Composable Regular Expressions and Fields

Martin Fowler wrote a brief article about composing regular expressions in order to make it easier to deal with individual “tokens” and to give them structure.

As noted by a reddit commenter, string constants can be a bit unwieldly to deal with and will break. Scheme Shell solves this problem with an s-expression-based structure syntax of regular expressions called SRE. You can click that link to read more about it, but what I’ll do here is convert Fowler’s example to some SREs to show how much more useful structured regular expressions are when you use them in a Lisp-like language.

His structured pattern in the Java language looks like this:

const string scoreKeyword = @"^scores+";
const string numberOfPoints = @"(d+)";
const string forKeyword = @"s+fors+";
const string numberOfNights = @"(d+)";
const string nightsAtKeyword = @"s+nights?s+ats+";
const string hotelName = @"(.*)";
const string pattern =  scoreKeyword + numberOfPoints +
  forKeyword + numberOfNights + nightsAtKeyword + hotelName;

He also has an alternative method that joins strings with whitespace:

private String composePattern(params String[] arg) {
  return "^" + String.Join(@"s+", arg);
}
const string numberOfPoints = @"(d+)";
const string numberOfNights = @"(d+)";
const string hotelName = @"(.*)";
const string pattern =  composePattern("score", numberOfPoints, 
  "for", numberOfNights, "nights?", "at", hotelName);

Here is what that looks like in Scheme Shell:

(define number-of-points (rx (submatch (+ digit))))
(define number-of-nights (rx (submatch (+ digit))))
(define hotel-name (rx (submatch (* any))))
(define s+ (rx (+ whitespace)))
(define pattern (rx "score" ,s+ ,@number-of-points ,s+ "for" ,s+ ,@number-of-nights ,s+ "nights?" ,s+ "at" ,s+ ,@hotel-name))

Now that I’ve written that out, it looks cumbersome. It wasn’t a huge pain to type out, but all of that whitespace matching looks redundant and I can see why Fowler wrote up the composePattern function.

Let’s try treating this problem differently by assuming that the important data is separated by whitespace, and let’s call the stuff that’s in between the whitespace a “field”. By doing this, we no longer have to use regular expressions. We can now use a tool like AWK or something else to split each string into some fields and then look at each field and turn it into the appropriate data type.

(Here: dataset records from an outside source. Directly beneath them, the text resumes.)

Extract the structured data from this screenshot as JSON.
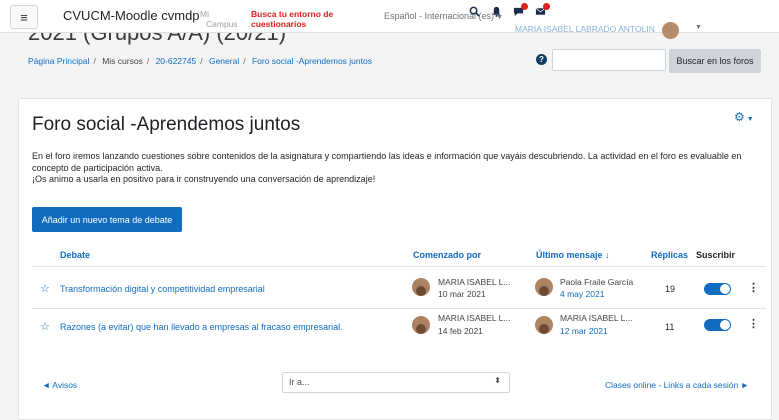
{
  "navbar": {
    "menu_icon": "hamburger-icon",
    "site_name": "CVUCM-Moodle cvmdp",
    "mi_campus": [
      "Mi",
      "Campus"
    ],
    "busca": "Busca tu entorno de cuestionarios",
    "language": "Español - Internacional (es)",
    "icons": [
      "search-icon",
      "bell-icon",
      "chat-icon",
      "mail-icon"
    ],
    "user_name": "MARIA ISABEL LABRADO ANTOLIN"
  },
  "header": {
    "course_title": "2021 (Grupos A/A) (20/21)",
    "breadcrumb": [
      "Página Principal",
      "Mis cursos",
      "20-622745",
      "General",
      "Foro social -Aprendemos juntos"
    ],
    "search_placeholder": "",
    "search_button": "Buscar en los foros"
  },
  "forum": {
    "title": "Foro social -Aprendemos juntos",
    "intro_lines": [
      "En el foro iremos lanzando cuestiones  sobre contenidos de la asignatura y compartiendo las ideas e información que vayáis descubriendo. La actividad en el foro es evaluable en concepto de participación activa.",
      "¡Os animo a usarla en positivo para ir construyendo una conversación de aprendizaje!"
    ],
    "add_button": "Añadir un nuevo tema de debate",
    "columns": {
      "debate": "Debate",
      "started_by": "Comenzado por",
      "last_post": "Último mensaje ↓",
      "replies": "Réplicas",
      "subscribe": "Suscribir"
    },
    "rows": [
      {
        "topic": "Transformación digital y competitividad empresarial",
        "author": "MARIA ISABEL L...",
        "started": "10 mar 2021",
        "last_author": "Paola Fraile García",
        "last_date": "4 may 2021",
        "replies": "19",
        "subscribed": true
      },
      {
        "topic": "Razones (a evitar) que han llevado a empresas al fracaso empresarial.",
        "author": "MARIA ISABEL L...",
        "started": "14 feb 2021",
        "last_author": "MARIA ISABEL L...",
        "last_date": "12 mar 2021",
        "replies": "11",
        "subscribed": true
      }
    ]
  },
  "footer": {
    "prev": "◄ Avisos",
    "jump_value": "Ir a...",
    "next": "Clases online - Links a cada sesión ►"
  }
}
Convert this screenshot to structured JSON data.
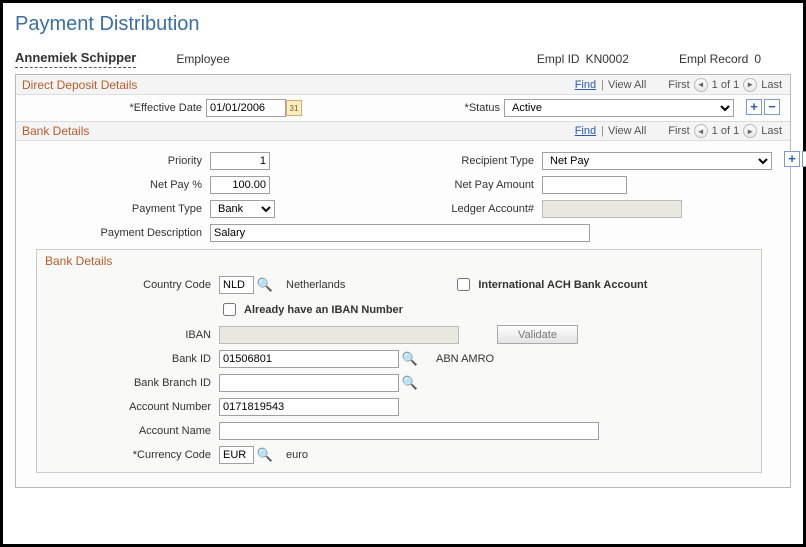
{
  "page": {
    "title": "Payment Distribution"
  },
  "header": {
    "name": "Annemiek Schipper",
    "type": "Employee",
    "empl_id_label": "Empl ID",
    "empl_id": "KN0002",
    "empl_record_label": "Empl Record",
    "empl_record": "0"
  },
  "nav": {
    "find": "Find",
    "view_all": "View All",
    "first": "First",
    "of": "1 of 1",
    "last": "Last"
  },
  "dd": {
    "title": "Direct Deposit Details",
    "eff_date_label": "Effective Date",
    "eff_date": "01/01/2006",
    "status_label": "Status",
    "status": "Active"
  },
  "bank": {
    "title": "Bank Details",
    "priority_label": "Priority",
    "priority": "1",
    "recipient_label": "Recipient Type",
    "recipient": "Net Pay",
    "netpaypct_label": "Net Pay %",
    "netpaypct": "100.00",
    "netpayamt_label": "Net Pay Amount",
    "netpayamt": "",
    "paytype_label": "Payment Type",
    "paytype": "Bank",
    "ledger_label": "Ledger Account#",
    "ledger": "",
    "paydesc_label": "Payment Description",
    "paydesc": "Salary"
  },
  "details": {
    "title": "Bank Details",
    "country_label": "Country Code",
    "country": "NLD",
    "country_name": "Netherlands",
    "intl_ach_label": "International ACH Bank Account",
    "have_iban_label": "Already have an IBAN Number",
    "iban_label": "IBAN",
    "iban": "",
    "validate": "Validate",
    "bankid_label": "Bank ID",
    "bankid": "01506801",
    "bankid_desc": "ABN AMRO",
    "branch_label": "Bank Branch ID",
    "branch": "",
    "acctnum_label": "Account Number",
    "acctnum": "0171819543",
    "acctname_label": "Account Name",
    "acctname": "",
    "currency_label": "Currency Code",
    "currency": "EUR",
    "currency_name": "euro"
  }
}
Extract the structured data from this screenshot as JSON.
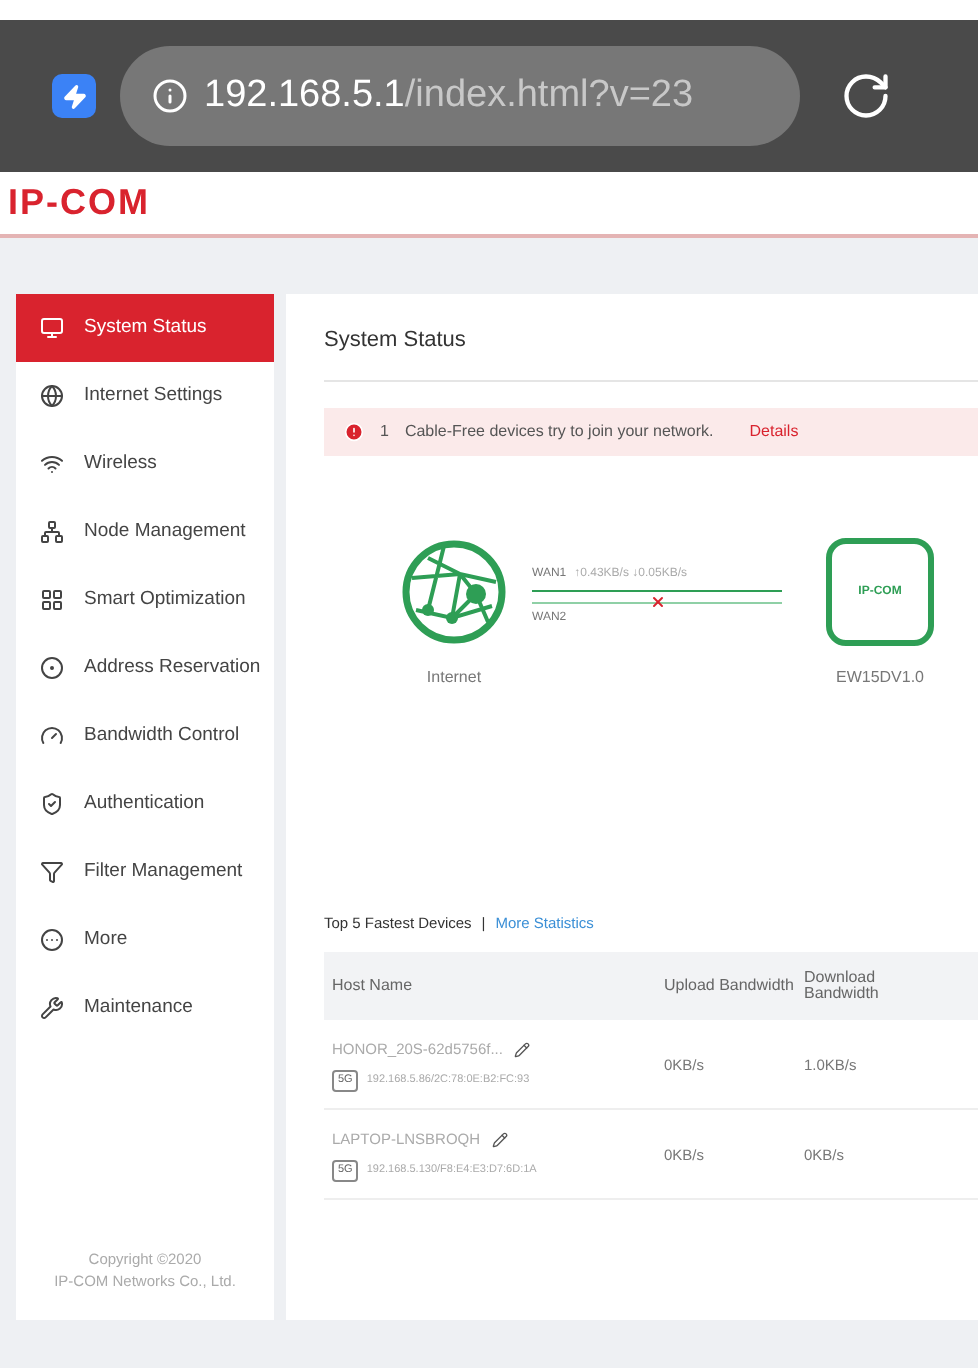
{
  "browser": {
    "url_host": "192.168.5.1",
    "url_path": "/index.html?v=23"
  },
  "header": {
    "logo": "IP-COM"
  },
  "sidebar": {
    "items": [
      {
        "label": "System Status",
        "selected": true
      },
      {
        "label": "Internet Settings",
        "selected": false
      },
      {
        "label": "Wireless",
        "selected": false
      },
      {
        "label": "Node Management",
        "selected": false
      },
      {
        "label": "Smart Optimization",
        "selected": false
      },
      {
        "label": "Address Reservation",
        "selected": false
      },
      {
        "label": "Bandwidth Control",
        "selected": false
      },
      {
        "label": "Authentication",
        "selected": false
      },
      {
        "label": "Filter Management",
        "selected": false
      },
      {
        "label": "More",
        "selected": false
      },
      {
        "label": "Maintenance",
        "selected": false
      }
    ],
    "copyright": [
      "Copyright ©2020",
      "IP-COM Networks Co., Ltd."
    ]
  },
  "page": {
    "title": "System Status",
    "alert": {
      "count": "1",
      "message": "Cable-Free devices try to join your network.",
      "link": "Details"
    },
    "topology": {
      "internet_label": "Internet",
      "wans": [
        {
          "name": "WAN1",
          "rate": "↑0.43KB/s ↓0.05KB/s",
          "connected": true
        },
        {
          "name": "WAN2",
          "connected": false
        }
      ],
      "device_logo": "IP-COM",
      "device_label": "EW15DV1.0"
    },
    "devices": {
      "title": "Top 5 Fastest Devices",
      "separator": "|",
      "link": "More Statistics",
      "columns": [
        "Host Name",
        "Upload Bandwidth",
        "Download Bandwidth"
      ],
      "rows": [
        {
          "host": "HONOR_20S-62d5756f...",
          "band": "5G",
          "address": "192.168.5.86/2C:78:0E:B2:FC:93",
          "upload": "0KB/s",
          "download": "1.0KB/s"
        },
        {
          "host": "LAPTOP-LNSBROQH",
          "band": "5G",
          "address": "192.168.5.130/F8:E4:E3:D7:6D:1A",
          "upload": "0KB/s",
          "download": "0KB/s"
        }
      ]
    }
  }
}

Here is my Python solution:

# fields:    0    1   2  3   4     5   6     7       8
example = "score 400 for 2 nights at Minas Tirith Airport"
fields = example.split() # Python assumes whitespace as the delimiter
numberOfPoints = int(fields[1]) # 400
numberOfNights = int(fields[3]) # 2
hotelName = ' '.join(fields[6:])   # 'Minas Tirith Airport'

There might be a slightly better solution that treats the hotel name differently, but it doesn’t really matter. The point is that this is no longer a problem that requires the use and composition of regular expressions.